Impact of Nontreatment Duration and Keratopathy on Major Adverse Cardiovascular Events in Fabry Disease: A Nationwide Cohort Study

Abstract

Fabry disease (FD) is a rare inherited X-linked lysosomal storage disorder that results in the progressive accumulation of glycosphingolipids in multiple organs. Early FD-specific treatments may improve clinical outcomes; however, clinical evidence about early FD treatment is limited. We aimed to determine the cardiovascular outcomes of patients with FD who received enzyme replacement therapy. This nationwide observational study was conducted using the National Health Claims database of the Korean population with FD. The primary outcome was major adverse cardiovascular events (MACEs). MACE risk factors in FD were evaluated using time-dependent Cox regression.

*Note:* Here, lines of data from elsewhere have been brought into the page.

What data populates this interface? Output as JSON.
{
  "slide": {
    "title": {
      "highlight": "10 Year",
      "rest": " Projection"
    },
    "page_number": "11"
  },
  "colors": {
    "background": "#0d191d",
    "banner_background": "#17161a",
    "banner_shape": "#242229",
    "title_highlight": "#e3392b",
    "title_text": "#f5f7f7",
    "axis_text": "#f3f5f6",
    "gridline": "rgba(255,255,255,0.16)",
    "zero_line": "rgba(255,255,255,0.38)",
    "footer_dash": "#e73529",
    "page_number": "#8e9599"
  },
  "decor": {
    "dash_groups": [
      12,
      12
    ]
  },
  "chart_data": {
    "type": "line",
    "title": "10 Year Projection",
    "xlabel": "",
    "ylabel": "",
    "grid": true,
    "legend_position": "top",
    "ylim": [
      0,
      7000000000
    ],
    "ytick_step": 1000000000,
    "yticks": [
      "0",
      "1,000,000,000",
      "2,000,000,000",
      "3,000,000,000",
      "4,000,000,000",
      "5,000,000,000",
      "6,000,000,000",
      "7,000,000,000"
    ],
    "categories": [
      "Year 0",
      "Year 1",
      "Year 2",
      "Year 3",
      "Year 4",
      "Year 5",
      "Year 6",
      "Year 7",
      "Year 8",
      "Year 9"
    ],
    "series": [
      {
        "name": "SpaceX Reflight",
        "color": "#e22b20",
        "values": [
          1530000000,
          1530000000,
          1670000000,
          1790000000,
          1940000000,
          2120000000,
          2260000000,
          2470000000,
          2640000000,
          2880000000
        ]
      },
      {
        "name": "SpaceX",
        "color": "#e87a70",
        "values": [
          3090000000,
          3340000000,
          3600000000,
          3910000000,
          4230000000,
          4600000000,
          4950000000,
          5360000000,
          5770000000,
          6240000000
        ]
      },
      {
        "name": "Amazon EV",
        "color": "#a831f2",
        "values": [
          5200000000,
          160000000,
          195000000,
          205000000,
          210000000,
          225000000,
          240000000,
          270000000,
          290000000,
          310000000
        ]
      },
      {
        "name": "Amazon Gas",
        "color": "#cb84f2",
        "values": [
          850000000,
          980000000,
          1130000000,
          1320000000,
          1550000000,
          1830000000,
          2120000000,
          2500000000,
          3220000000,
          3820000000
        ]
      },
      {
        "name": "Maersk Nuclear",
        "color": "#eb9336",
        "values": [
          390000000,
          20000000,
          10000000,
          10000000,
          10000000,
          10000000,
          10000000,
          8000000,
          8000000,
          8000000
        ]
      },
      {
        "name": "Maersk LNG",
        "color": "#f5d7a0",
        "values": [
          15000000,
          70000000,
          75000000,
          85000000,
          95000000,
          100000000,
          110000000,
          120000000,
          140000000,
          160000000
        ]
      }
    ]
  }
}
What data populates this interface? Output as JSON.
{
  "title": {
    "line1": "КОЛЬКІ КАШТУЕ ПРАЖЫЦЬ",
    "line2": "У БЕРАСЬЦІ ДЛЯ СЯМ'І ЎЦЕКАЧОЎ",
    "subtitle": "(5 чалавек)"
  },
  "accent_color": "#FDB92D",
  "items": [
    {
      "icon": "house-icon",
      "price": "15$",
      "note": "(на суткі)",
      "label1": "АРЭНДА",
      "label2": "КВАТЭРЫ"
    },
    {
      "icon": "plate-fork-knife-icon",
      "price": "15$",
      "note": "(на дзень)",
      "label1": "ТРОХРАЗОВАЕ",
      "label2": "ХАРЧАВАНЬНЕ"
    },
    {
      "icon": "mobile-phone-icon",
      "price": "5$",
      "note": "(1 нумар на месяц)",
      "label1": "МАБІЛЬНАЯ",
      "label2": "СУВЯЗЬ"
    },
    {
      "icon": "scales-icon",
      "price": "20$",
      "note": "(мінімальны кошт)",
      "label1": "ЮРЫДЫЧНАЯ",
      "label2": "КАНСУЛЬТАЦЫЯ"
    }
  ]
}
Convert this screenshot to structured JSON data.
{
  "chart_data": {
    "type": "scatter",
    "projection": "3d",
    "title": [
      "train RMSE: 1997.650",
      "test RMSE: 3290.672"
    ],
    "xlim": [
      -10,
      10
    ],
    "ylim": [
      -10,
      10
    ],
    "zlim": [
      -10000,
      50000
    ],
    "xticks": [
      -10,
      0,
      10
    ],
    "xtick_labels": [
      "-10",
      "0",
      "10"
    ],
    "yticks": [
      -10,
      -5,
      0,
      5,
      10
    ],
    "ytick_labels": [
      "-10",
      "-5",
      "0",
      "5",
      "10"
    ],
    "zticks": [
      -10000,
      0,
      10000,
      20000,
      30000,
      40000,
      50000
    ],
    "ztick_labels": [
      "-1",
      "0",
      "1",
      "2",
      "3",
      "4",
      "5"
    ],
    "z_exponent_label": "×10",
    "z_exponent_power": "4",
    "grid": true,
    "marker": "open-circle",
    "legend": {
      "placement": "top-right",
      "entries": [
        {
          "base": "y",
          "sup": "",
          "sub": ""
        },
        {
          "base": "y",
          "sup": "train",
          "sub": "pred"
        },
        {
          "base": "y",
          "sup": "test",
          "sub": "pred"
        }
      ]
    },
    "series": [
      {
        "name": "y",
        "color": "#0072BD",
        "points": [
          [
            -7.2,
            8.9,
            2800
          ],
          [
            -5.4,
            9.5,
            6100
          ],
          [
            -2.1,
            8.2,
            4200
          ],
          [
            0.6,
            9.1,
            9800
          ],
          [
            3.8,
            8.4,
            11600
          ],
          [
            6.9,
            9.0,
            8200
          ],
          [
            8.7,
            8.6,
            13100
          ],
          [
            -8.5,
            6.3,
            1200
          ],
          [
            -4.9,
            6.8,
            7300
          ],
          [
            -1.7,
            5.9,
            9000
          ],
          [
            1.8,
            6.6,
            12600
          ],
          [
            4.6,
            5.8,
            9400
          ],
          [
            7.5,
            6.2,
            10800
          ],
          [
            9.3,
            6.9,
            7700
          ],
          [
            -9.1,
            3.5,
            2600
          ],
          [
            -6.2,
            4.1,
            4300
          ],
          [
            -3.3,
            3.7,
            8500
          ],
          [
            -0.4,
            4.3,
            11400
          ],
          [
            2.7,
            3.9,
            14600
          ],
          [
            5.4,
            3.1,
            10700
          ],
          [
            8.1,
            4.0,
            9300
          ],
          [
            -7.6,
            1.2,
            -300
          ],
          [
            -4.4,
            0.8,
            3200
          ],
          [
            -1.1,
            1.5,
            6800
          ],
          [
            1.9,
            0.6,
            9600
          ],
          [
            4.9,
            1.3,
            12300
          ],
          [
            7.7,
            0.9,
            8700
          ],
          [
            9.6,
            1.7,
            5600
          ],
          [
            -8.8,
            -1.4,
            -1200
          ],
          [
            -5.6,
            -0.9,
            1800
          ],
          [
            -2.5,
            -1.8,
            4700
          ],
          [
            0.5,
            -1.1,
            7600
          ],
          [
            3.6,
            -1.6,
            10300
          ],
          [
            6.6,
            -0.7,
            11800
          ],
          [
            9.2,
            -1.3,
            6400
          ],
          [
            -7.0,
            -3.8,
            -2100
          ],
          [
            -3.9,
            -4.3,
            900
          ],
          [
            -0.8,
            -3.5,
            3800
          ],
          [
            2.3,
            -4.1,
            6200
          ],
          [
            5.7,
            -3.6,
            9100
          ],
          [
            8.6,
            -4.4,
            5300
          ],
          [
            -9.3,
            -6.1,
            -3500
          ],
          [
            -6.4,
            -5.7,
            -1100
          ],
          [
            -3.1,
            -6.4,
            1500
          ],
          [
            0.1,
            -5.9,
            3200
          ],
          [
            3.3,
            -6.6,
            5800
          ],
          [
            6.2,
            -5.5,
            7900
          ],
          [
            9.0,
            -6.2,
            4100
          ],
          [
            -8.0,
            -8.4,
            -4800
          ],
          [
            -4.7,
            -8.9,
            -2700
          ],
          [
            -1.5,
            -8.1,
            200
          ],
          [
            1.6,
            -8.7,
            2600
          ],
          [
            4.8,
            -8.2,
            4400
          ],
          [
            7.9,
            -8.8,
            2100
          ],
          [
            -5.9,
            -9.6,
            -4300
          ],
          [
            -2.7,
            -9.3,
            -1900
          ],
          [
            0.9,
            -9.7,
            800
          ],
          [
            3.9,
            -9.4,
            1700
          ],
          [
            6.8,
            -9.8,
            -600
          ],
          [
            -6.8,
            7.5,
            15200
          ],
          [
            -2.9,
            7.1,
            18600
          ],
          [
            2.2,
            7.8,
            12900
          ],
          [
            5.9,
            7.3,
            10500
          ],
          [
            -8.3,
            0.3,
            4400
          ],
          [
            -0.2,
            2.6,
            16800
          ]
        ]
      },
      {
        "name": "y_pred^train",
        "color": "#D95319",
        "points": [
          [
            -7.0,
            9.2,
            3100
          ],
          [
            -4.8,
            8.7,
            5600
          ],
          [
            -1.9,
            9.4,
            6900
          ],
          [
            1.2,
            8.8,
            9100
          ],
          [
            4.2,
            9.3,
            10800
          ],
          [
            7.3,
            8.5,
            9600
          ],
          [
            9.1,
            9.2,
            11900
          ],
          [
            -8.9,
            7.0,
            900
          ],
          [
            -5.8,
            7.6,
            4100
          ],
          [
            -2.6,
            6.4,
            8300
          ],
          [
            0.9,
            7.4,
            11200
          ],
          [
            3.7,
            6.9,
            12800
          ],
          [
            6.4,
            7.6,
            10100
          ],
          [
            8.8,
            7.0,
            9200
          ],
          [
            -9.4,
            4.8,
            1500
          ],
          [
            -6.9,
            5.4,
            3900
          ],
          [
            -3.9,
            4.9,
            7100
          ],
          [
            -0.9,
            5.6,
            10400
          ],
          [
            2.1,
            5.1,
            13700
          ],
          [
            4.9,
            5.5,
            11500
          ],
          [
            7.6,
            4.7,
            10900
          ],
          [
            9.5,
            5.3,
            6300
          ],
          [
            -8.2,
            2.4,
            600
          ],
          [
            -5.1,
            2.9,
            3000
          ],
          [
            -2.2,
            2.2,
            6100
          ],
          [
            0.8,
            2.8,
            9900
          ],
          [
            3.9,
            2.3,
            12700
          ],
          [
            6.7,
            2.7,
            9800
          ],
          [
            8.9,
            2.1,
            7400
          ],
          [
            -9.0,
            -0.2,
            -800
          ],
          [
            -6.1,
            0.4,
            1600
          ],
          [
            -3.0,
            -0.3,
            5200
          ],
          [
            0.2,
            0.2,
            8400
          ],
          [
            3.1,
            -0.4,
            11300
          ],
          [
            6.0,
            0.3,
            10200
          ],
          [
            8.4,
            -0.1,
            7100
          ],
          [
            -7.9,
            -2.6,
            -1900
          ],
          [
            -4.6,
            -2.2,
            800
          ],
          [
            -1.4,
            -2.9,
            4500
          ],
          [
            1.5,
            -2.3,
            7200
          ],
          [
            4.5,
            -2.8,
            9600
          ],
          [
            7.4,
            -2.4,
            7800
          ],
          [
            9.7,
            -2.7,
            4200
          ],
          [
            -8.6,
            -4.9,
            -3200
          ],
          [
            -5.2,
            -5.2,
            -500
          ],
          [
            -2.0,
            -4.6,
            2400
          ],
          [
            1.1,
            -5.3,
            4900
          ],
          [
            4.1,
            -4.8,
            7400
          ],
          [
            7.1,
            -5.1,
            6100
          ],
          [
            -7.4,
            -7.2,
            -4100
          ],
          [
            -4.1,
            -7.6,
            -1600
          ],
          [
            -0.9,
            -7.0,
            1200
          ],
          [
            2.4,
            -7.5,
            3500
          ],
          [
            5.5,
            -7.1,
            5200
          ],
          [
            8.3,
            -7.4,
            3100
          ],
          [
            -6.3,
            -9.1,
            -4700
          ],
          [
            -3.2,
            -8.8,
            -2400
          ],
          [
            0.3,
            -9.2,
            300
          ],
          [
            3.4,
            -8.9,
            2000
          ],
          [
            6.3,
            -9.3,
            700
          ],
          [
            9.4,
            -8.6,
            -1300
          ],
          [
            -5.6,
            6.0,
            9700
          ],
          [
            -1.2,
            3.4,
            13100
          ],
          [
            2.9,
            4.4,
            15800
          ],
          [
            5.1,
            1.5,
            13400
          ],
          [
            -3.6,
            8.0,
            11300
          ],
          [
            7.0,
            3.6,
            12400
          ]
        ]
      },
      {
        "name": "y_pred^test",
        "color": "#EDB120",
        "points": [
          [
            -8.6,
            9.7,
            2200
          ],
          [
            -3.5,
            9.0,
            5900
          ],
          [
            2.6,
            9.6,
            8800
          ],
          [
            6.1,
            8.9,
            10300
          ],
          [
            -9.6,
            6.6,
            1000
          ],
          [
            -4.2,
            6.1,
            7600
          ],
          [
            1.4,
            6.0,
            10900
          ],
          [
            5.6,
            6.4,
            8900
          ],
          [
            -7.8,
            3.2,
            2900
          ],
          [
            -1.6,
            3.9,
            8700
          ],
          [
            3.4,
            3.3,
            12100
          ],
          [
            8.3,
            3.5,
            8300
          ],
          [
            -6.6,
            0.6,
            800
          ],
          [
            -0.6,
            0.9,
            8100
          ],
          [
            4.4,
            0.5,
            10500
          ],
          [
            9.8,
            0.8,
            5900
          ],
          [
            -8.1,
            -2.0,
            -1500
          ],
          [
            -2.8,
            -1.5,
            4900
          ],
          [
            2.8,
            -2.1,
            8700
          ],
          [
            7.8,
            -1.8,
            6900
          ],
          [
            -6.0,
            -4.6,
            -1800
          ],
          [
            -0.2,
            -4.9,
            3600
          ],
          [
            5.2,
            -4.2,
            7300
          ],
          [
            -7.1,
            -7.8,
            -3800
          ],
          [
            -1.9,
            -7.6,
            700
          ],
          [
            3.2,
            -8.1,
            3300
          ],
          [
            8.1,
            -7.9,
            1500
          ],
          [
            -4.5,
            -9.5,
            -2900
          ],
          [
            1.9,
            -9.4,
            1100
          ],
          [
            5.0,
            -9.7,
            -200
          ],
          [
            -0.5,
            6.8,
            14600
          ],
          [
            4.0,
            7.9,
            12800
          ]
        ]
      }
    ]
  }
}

Between January 2007 and April 2022, 188 patients with FD were analyzed. Among them, 22 (11.7%) experienced MACE (males: 14/95 [14.7%]; females: 8/93 [8.6%]). The mean age at MACE diagnosis was 53.5 +/- 11.0 years in all patients with FD, which was lower in males compared with in females (49.7 +/- 9.6 vs. 60.0 +/- 10.7 years, p = 0.030). Multivariate analysis (HR, 95% CI) revealed that age (1.042; 1.004-1.082) and duration of FD nontreatment (1.040; 1.003-1.078) were significant MACE risk factors in all patients. In males, age (1.080; 1.032-1.131), FD nontreatment duration (1.099; 1.048-1.152), and keratopathy (18.920; 4.174-85.749) were significant MACE risk factors in multivariate analysis. In females, the only significant MACE risk factor was a high Charlson comorbidity index score (1.795; 1.229-2.622). In conclusion, duration of FD nontreatment and keratopathy are significant MACE risk factors in males with FD. These findings suggest the importance of early initiation of FD-specific treatment and careful evaluation of keratopathy in males with FD.